Project : cascade
Section: Overall Objectives
Highlights
Foundation: Finding Short Lattice Vectors Within Mordell's Inequality
The shortest vector problem (SVP) in a lattice is a famous NP-hard problem of interest to both public-key cryptography and public-key cryptanalysis. Despite its importance, extremely few algorithms are known. This article presents the best polynomial-time algorithm known for approximating SVP. The algorithm, called slide reduction, has a natural interpretation: it can be viewed as an algorithmic version of a mathematical inequality proved by Mordell back in 1944.
The first polynomial-time algorithm for approximating SVP is the celebrated LLL algorithm, published by Lenstra, Lenstra and Lovász in 1982, and referenced by thousands of articles since: the historical applications of LLL were integer programming in fixed dimension, factoring polynomial with rational coefficients, and Diophantine approximation. The LLL algorithm is arguably best described as an algorithmic version of a mathematical inequality discovered by Hermite in 1850, which proved the existence of a constant related to lattice packings, now known as Hermite's constant. The principles and the worst-case output quality of the LLL algorithm are tightly related to Hermite's inequality.
In 1944, Mordell found a simple generalization of Hermite's inequality, which gave rise to better upper bounds on Hermite's constant. This article presents the first true algorithmic analogue of Mordell's inequality: the algorithm is to Mordell's inequality what LLL is to Hermite's inequality. As such, the new algorithm can be viewed as the “right” blockwise generalization of the LLL algorithm. Furthermore, it is simpler than previous blockwise generalizations of LLL, and a tight worst-case analysis is known.

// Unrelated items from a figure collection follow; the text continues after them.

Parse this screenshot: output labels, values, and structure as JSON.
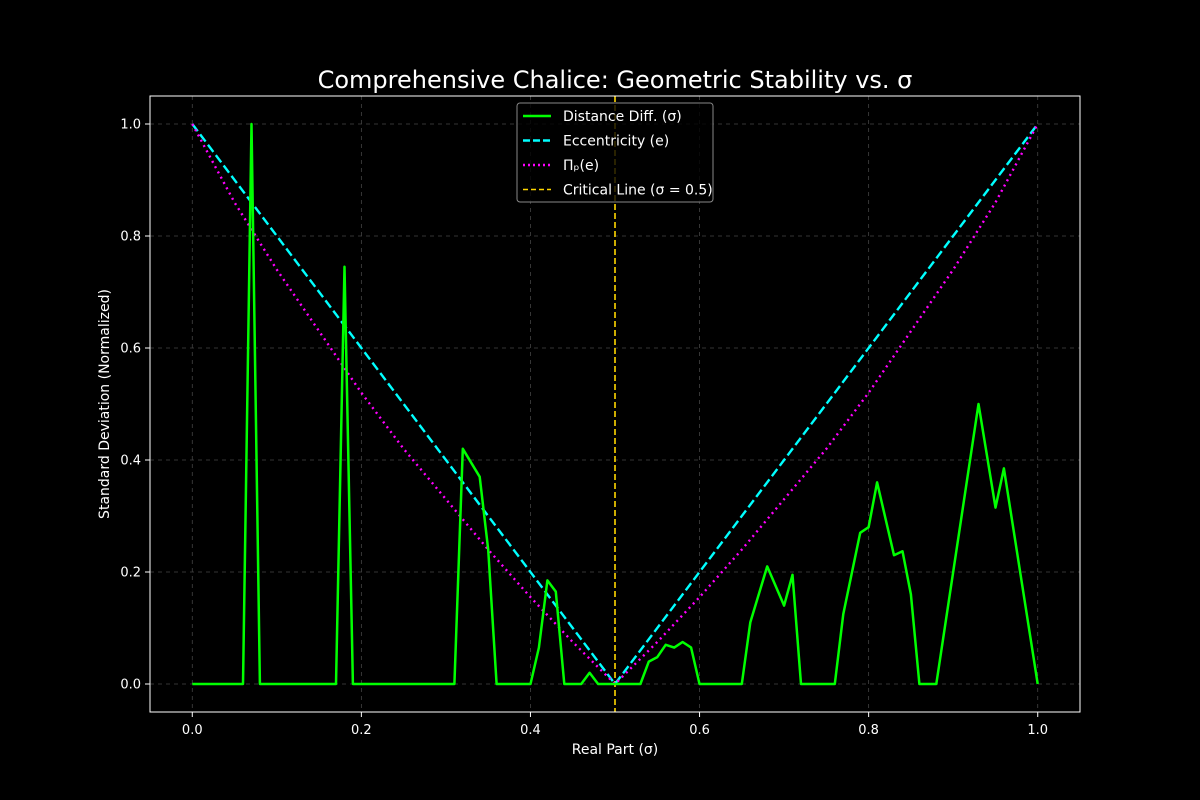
{
  "chart_data": {
    "type": "line",
    "title": "Comprehensive Chalice: Geometric Stability vs. σ",
    "xlabel": "Real Part (σ)",
    "ylabel": "Standard Deviation (Normalized)",
    "xlim": [
      -0.05,
      1.05
    ],
    "ylim": [
      -0.05,
      1.05
    ],
    "xticks": [
      0.0,
      0.2,
      0.4,
      0.6,
      0.8,
      1.0
    ],
    "xtick_labels": [
      "0.0",
      "0.2",
      "0.4",
      "0.6",
      "0.8",
      "1.0"
    ],
    "yticks": [
      0.0,
      0.2,
      0.4,
      0.6,
      0.8,
      1.0
    ],
    "ytick_labels": [
      "0.0",
      "0.2",
      "0.4",
      "0.6",
      "0.8",
      "1.0"
    ],
    "grid": true,
    "legend_position": "upper-center",
    "vline": {
      "x": 0.5,
      "name": "Critical Line (σ = 0.5)",
      "color": "#ffd700",
      "style": "dashed"
    },
    "series": [
      {
        "name": "Distance Diff. (σ)",
        "color": "#00ff00",
        "style": "solid",
        "x": [
          0.0,
          0.06,
          0.07,
          0.08,
          0.17,
          0.18,
          0.19,
          0.31,
          0.32,
          0.34,
          0.35,
          0.36,
          0.4,
          0.41,
          0.42,
          0.43,
          0.44,
          0.46,
          0.47,
          0.48,
          0.5,
          0.53,
          0.54,
          0.55,
          0.56,
          0.57,
          0.58,
          0.59,
          0.6,
          0.65,
          0.66,
          0.68,
          0.7,
          0.71,
          0.72,
          0.76,
          0.77,
          0.79,
          0.8,
          0.81,
          0.83,
          0.84,
          0.85,
          0.86,
          0.88,
          0.93,
          0.95,
          0.96,
          1.0
        ],
        "y": [
          0.0,
          0.0,
          1.0,
          0.0,
          0.0,
          0.745,
          0.0,
          0.0,
          0.42,
          0.37,
          0.24,
          0.0,
          0.0,
          0.065,
          0.185,
          0.165,
          0.0,
          0.0,
          0.02,
          0.0,
          0.0,
          0.0,
          0.04,
          0.048,
          0.07,
          0.065,
          0.075,
          0.065,
          0.0,
          0.0,
          0.11,
          0.21,
          0.14,
          0.195,
          0.0,
          0.0,
          0.125,
          0.27,
          0.28,
          0.36,
          0.23,
          0.237,
          0.16,
          0.0,
          0.0,
          0.5,
          0.315,
          0.385,
          0.0
        ]
      },
      {
        "name": "Eccentricity (e)",
        "color": "#00ffff",
        "style": "dashed",
        "x": [
          0.0,
          0.5,
          1.0
        ],
        "y": [
          1.0,
          0.0,
          1.0
        ]
      },
      {
        "name": "Πₚ(e)",
        "color": "#ff00ff",
        "style": "dotted",
        "x": [
          0.0,
          0.05,
          0.1,
          0.15,
          0.2,
          0.25,
          0.3,
          0.35,
          0.4,
          0.45,
          0.5,
          0.55,
          0.6,
          0.65,
          0.7,
          0.75,
          0.8,
          0.85,
          0.9,
          0.95,
          1.0
        ],
        "y": [
          1.0,
          0.86,
          0.74,
          0.63,
          0.52,
          0.42,
          0.33,
          0.24,
          0.155,
          0.075,
          0.0,
          0.075,
          0.155,
          0.24,
          0.33,
          0.42,
          0.52,
          0.63,
          0.74,
          0.86,
          1.0
        ]
      }
    ]
  }
}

Cryptanalysis: Cryptanalysis of SFLASH
Multivariate cryptography is a field of public-key cryptography which provides alternative schemes to RSA or Discrete-Log based schemes. The advantages of these schemes are twofold: they are extremely fast, even on low power devices since no cryptographic coprocessor is needed; and their security is related to a problem for which no quantum polynomial time algorithm is known. In 2003, the NESSIE project thus recommended the SFLASH signature scheme as a good scheme with high security level. This scheme has been proposed by Patarin, Goubin and Courtois in 2001. In multivariate cryptography, the public key is a system of multivariate polynomials over a small finite field. To sign a message with SFLASH, a trapdoor allows the legitimate user to invert the system, while the verification is very easy since it only requires to evaluate the system. The project-team CASCADE proposed in 2007 two attacks against SFLASH. These attacks are very efficient in practice since they require 3 minutes to break the parameters. The attacks allow an adversary to find a signature for any message. They only use linear and bilinear algebra and are based on some properties of the differential functions associated to the system of the public key. Studying the differential functions has also been proposed by the project-team CASCADE in 2005 and allowed to cryptanalyze an encryption scheme whose security is related those of the SFLASH signature scheme. Finally, these attacks were recently extended and allow to recover equivalent secret keys on SFLASH and on other traitor tracing schemes based on other multivariate problems.